- Yes, $T$ = any proposition that is necessarily (or always) true (a tautology).
- And $F$ = any proposition that is necessarily (or always) false (a contradiction).
- The symbol $\;$"$\;\land\;$" denotes logical AND (conjunction).
- The symbol $\;$"$\,\lor\,$" denotes logical OR (disjunction).
- The symbol "$\;\equiv\,$" denotes "is logically equivalent to" or if you prefer, it denotes "if and only if".

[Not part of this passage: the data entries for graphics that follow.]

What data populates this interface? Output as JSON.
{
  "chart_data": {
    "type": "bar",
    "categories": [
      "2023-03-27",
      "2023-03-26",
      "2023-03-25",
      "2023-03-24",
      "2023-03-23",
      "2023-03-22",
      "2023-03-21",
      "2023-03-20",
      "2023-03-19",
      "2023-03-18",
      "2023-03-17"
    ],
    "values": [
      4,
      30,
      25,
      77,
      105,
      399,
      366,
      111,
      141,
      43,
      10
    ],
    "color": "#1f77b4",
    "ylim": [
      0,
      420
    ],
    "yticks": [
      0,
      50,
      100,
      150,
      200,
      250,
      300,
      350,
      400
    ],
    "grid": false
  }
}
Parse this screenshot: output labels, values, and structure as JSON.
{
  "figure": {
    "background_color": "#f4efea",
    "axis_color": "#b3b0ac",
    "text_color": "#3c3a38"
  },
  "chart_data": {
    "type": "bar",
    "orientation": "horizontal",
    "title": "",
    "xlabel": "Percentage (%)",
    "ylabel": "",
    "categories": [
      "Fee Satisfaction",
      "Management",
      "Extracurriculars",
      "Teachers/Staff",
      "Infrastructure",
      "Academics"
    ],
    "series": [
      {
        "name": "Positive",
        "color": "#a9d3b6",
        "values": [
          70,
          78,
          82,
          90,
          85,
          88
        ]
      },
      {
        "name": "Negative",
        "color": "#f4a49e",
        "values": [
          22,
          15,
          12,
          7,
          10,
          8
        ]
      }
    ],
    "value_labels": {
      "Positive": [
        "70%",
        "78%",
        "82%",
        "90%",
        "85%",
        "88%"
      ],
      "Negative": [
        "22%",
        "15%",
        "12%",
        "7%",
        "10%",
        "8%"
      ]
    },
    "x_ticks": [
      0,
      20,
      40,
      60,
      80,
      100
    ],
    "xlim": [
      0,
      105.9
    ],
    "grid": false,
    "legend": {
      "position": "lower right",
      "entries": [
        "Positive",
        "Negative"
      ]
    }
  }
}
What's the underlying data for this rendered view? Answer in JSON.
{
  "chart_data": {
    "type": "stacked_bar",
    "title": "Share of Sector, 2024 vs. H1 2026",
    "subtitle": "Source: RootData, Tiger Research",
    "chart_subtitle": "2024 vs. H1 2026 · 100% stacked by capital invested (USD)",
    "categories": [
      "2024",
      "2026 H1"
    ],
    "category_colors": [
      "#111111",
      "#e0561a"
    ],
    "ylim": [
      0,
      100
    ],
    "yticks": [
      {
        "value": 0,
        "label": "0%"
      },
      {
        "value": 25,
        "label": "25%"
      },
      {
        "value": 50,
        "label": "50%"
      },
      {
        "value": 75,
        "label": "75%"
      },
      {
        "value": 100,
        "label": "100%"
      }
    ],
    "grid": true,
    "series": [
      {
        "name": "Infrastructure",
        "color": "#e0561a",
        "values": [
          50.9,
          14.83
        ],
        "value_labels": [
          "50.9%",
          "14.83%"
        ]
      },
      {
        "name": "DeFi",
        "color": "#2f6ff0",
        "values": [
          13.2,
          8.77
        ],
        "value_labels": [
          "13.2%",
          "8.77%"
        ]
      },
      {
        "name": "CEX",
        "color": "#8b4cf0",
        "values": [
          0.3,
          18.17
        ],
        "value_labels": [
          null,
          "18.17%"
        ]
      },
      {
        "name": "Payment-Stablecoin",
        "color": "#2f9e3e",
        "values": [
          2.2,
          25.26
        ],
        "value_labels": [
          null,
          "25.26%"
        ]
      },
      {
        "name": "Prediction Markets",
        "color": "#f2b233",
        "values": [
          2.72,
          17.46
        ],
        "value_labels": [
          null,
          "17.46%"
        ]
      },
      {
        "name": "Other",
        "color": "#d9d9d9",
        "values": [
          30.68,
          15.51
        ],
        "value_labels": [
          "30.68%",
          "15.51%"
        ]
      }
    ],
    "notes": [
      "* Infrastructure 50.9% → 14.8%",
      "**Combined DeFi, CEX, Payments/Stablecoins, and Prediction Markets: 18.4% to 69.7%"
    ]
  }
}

*It might be helpful to review the truth-tables for the logical connectives $\land,\;\lor,\;\text{and}\;\equiv\;(\text{or}\;\iff)\;$ to understand why te following assertions must be true:
$p \land T \equiv p$ $p \lor F \equiv p$ $p \lor T \equiv T$ $p \land F \equiv F$
With respect to your second question.
Yes, for the first identity, we have that $\; p \land T\;$ is logically equivalent to $\; p.\;$
Put differently: $(p\,$ AND $\,T)\;$ if and only if $\;p$.
Since $T$ represents a tautology (true no matter what), then the truth-value of $\;p \land T\;$ depends only on the truth-value of $\;p\;$: When $p$ is false both sides of the equivalence are false, and when $p$ is true, both sides of the equivalence are true.
So yes,
$p \land T \equiv p$.
This also means $(p \land T \iff p):\quad$ ($p$ and $T$) if and only if $(p)$